The script systematically evaluates the model's sampling performance by following these steps for a predefined list of step counts (e.g., 1, 2, 5, 10, 100, 200):

  1. Model Loading: It loads a pre-trained model checkpoint and its associated configuration file. The model is set to evaluation mode (model.eval()) to disable operations like dropout.
  2. GPU Warm-up: Before any timing begins, the script generates a few "warm-up" samples. This is a crucial step to ensure that the GPU is fully initialized and any one-time memory allocations are completed. This prevents first-run overhead from skewing the timing results.
  3. Timed Measurement Loop: After the warm-up, the script generates a sequence of samples (e.g., 15) one by one.
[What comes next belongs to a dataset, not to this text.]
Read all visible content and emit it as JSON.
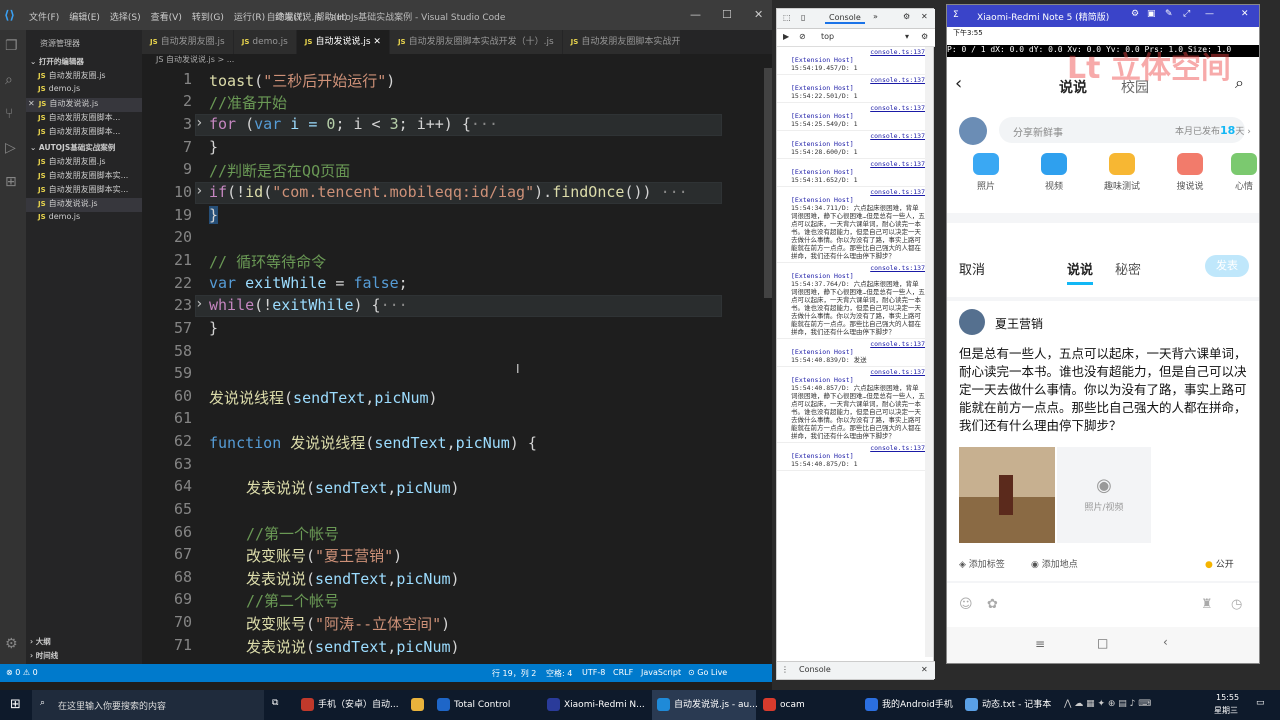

The generation time for each individual sample is measured.
  4. Accurate Timing: To ensure timing accuracy, especially on GPUs, the script uses the following precautions:
    • torch.cuda.synchronize(): This command is called immediately before starting the timer and after the generation is complete. This forces the CPU to wait for all pending GPU operations to finish, ensuring that the measured time accurately reflects the full duration of the GPU workload, not just the time it took to launch the kernels.
    • time.perf_counter(): This is used for measuring the time intervals, which is more suitable for short-duration benchmarks than other timing functions.
  5. Aggregation and Reporting: After timing all samples for a given step count, the script calculates the mean and standard deviation of the timings. This provides a stable average generation time and a measure of its variability.
  6. Results Export: The final results (Steps, Mean Time, Standard Deviation) are printed to the console and saved to a CSV file for easy analysis and plotting.

All Brain Age Prediction experiments, regional plausibility evaluations, and their associated preprocessing steps are provided in the corresponding folders within the repository.